Dennis Hastert will be remembered for three things:
1. Becoming an unlikely, almost accidental Speaker of the House who was little more than Tom Delay's ventriloquist dummy.
2. As a co-conspirator of the historic failure that was the Bush presidency.
3. Originator of the Hastert Rule.
But now that #3 has become associated with the Republican Shutdown of 2013, Denny would like to remove that item from his biography. Being remembered as a stooge for George W. Bush and Tom Delay? No problem. But having his name come up in connection with the House of Boehner and his Teabagger puppet masters. Uh, no thanks, says Dennis...
Denny Hastert would prefer that we all stop invoking his name in justification of John Boehner's destruction of party and country:
"There really wasn't a 'Hastert Rule,' " the longest-serving Republican speaker, who is now a lobbyist and consultant, told National Journal in a phone interview Wednesday evening...
"That was a misnomer at a press conference. One time they asked me about immigration legislation, why don't I just use Democrat votes? I said, well I'm never going to not have a majority of my own party go along with me. If you do that, then you're not using your own policy. And [the press] blew that up as the Hastert Rule. The Hastert Rule, really, was: If you don't have 218 votes, you didn't bring the bill to the floor," he explained..."There is no Hastert Rule, no."
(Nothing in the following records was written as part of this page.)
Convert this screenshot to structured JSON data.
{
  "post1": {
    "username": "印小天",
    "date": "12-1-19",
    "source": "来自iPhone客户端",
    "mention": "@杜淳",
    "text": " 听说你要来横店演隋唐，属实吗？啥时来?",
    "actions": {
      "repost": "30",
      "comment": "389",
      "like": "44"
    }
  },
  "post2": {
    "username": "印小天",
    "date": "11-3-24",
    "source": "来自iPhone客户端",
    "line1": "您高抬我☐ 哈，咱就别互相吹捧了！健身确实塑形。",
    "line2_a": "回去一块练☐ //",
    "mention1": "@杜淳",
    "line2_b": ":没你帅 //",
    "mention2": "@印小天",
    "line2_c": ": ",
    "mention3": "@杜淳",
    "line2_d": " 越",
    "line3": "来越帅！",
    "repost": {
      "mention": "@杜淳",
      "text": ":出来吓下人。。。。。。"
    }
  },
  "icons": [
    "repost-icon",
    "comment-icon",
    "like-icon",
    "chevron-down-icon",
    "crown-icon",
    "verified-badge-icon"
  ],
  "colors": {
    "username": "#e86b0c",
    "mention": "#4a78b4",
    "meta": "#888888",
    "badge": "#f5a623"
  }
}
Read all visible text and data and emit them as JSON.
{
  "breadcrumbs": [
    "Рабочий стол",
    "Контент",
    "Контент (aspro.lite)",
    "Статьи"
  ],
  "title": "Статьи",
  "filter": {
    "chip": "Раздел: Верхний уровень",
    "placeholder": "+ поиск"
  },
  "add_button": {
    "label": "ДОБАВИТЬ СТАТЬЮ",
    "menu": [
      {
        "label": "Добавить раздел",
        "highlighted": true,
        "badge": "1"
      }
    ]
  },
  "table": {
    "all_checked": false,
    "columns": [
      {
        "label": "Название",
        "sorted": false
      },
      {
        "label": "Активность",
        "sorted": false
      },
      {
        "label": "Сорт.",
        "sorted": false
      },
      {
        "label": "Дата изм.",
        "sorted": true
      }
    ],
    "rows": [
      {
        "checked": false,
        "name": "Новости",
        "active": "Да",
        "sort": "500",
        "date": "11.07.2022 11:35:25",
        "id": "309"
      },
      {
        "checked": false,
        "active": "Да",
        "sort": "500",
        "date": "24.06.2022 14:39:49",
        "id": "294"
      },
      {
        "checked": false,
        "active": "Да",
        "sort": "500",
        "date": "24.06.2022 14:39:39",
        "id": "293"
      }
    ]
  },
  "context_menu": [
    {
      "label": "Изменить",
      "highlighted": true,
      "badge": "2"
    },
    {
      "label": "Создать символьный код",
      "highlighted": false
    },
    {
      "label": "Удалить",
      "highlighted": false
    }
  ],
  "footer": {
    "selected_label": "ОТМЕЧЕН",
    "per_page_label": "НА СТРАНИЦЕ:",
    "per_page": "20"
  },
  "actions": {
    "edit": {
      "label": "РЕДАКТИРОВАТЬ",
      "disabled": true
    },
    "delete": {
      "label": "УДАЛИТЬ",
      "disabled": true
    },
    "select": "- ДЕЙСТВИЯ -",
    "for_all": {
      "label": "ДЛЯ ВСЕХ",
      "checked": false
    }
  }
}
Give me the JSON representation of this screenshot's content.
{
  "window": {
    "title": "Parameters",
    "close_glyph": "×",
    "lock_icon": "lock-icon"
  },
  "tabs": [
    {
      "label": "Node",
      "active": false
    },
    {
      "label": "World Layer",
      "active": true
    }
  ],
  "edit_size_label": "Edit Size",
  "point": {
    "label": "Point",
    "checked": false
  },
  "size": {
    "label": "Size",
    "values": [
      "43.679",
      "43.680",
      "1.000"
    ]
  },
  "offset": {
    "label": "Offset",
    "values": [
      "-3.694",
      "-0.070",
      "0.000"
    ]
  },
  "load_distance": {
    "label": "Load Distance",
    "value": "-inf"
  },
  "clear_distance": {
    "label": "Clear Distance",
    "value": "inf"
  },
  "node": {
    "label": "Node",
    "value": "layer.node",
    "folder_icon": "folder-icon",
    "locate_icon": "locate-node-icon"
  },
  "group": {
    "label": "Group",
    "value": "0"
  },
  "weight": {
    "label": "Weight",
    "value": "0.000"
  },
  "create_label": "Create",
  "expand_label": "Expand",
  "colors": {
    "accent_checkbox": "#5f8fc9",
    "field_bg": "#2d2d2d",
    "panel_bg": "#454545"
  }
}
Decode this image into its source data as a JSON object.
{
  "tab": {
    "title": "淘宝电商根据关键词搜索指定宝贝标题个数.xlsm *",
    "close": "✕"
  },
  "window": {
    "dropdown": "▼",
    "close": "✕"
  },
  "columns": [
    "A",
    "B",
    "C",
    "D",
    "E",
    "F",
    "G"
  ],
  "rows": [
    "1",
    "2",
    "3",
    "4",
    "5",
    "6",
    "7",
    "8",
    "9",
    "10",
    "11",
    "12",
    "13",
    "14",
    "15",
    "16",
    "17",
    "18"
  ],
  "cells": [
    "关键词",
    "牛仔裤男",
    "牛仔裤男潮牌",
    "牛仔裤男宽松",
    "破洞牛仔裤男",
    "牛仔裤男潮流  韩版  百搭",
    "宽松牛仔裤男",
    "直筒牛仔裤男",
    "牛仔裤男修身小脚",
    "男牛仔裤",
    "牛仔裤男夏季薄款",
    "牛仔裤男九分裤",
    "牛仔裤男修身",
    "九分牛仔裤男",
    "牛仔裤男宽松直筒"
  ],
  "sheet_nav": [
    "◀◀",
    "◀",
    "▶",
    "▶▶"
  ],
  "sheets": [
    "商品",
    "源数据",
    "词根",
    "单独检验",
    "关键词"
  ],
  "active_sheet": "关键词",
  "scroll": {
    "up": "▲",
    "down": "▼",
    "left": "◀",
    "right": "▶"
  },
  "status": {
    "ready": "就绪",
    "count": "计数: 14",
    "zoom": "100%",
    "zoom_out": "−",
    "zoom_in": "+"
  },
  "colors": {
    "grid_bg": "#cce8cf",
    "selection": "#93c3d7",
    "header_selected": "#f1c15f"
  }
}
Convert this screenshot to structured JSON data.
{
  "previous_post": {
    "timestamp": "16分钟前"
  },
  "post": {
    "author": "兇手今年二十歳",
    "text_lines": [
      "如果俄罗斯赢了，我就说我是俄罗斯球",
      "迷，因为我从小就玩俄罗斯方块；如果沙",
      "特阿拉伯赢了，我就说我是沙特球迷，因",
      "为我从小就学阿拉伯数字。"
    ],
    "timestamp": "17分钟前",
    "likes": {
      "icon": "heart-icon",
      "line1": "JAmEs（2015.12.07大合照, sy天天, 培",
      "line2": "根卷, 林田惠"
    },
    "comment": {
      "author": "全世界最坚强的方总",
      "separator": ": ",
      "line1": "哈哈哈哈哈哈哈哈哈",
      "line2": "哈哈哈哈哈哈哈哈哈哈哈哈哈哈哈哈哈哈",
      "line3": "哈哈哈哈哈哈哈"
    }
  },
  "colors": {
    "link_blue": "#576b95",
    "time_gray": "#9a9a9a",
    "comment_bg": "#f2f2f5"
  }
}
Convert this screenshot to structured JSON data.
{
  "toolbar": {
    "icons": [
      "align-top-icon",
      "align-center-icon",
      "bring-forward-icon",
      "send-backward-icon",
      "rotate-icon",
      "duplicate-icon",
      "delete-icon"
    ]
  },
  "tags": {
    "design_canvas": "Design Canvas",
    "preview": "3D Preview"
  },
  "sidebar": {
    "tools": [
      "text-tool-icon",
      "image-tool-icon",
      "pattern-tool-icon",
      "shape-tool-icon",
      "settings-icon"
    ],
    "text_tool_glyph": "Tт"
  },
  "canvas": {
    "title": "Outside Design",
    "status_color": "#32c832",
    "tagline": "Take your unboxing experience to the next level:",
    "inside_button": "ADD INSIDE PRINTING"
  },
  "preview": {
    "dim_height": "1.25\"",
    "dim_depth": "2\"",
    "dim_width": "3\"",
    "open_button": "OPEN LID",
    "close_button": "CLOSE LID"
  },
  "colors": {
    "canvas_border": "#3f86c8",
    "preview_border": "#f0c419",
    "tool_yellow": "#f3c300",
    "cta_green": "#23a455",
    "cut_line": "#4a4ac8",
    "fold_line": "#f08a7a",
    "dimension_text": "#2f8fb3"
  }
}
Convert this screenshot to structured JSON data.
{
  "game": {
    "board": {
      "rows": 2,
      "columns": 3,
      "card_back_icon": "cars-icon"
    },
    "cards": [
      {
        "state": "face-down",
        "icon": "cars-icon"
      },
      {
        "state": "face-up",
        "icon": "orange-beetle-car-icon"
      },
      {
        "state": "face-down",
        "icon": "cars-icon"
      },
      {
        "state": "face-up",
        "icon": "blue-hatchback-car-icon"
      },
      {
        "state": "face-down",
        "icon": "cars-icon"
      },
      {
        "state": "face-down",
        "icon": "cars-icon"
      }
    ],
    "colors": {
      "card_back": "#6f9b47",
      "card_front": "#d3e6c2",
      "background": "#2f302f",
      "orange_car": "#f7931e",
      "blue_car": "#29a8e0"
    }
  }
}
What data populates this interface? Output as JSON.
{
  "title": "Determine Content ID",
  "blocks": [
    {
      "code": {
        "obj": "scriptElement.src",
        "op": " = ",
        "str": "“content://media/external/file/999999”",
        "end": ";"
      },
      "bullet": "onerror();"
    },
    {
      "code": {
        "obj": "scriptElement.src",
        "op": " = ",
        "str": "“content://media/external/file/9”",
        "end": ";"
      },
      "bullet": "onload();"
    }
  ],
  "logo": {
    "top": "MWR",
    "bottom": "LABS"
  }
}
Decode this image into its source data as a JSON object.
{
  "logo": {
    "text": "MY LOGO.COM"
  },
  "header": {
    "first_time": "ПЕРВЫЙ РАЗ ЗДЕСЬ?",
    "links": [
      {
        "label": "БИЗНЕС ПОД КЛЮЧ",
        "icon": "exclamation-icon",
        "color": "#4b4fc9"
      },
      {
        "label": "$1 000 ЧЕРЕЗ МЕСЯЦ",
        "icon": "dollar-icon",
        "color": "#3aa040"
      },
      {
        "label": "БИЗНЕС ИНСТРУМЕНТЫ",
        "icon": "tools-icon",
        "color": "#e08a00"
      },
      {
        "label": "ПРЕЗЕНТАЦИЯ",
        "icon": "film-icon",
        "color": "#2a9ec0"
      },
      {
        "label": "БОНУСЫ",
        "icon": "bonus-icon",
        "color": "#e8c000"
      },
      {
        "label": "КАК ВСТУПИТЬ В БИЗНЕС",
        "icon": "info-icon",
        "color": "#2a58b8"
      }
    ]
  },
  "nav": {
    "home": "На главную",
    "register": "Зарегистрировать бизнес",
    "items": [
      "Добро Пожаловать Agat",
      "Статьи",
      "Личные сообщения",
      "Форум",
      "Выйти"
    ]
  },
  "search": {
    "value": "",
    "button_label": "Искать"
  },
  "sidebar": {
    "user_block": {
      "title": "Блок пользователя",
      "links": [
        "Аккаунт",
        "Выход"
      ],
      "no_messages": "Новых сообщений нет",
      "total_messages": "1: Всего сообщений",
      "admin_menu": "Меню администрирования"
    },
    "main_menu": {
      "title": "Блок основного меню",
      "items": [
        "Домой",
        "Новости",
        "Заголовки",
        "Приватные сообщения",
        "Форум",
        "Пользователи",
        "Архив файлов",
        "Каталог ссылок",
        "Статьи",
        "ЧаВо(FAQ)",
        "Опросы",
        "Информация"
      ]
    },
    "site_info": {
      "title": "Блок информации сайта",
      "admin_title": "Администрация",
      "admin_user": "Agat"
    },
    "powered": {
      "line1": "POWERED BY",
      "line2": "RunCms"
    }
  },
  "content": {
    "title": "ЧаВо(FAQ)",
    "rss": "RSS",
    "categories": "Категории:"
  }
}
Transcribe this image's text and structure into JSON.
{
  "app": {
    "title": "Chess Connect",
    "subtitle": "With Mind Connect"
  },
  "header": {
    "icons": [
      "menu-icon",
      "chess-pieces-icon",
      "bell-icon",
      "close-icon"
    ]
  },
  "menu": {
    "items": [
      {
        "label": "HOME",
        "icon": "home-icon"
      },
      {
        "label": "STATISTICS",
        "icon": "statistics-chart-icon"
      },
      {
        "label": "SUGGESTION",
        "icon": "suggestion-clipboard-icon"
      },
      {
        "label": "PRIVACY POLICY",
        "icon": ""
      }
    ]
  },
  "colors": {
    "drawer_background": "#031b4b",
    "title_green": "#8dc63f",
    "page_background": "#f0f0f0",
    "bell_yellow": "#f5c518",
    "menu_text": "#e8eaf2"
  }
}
Good stuff! But guess what? Like all of the "mainstream" Republicans of today's congress, who play grown-ups but do nothing to stand up to the Teabagger extremists, Hastert thinks Boehner should probably not break the non-existent Hastert Rule:
Still, when asked if Boehner should try to pass a clean CR by breaking the rule heretofore known by Hastert's name, the former speaker said his successor should not. "I would be very careful with Speaker Boehner; I would make sure that he had a majority of his conference on board with him," he said.
Which should be another reminder to everyone: the problem is not the Tea Party. Those losers have always been around and always will. The problem is a Republican Party that has given up its integrity, given up any pretense of a substantive agenda, and is doing nothing more than selling itself to the highest bidders.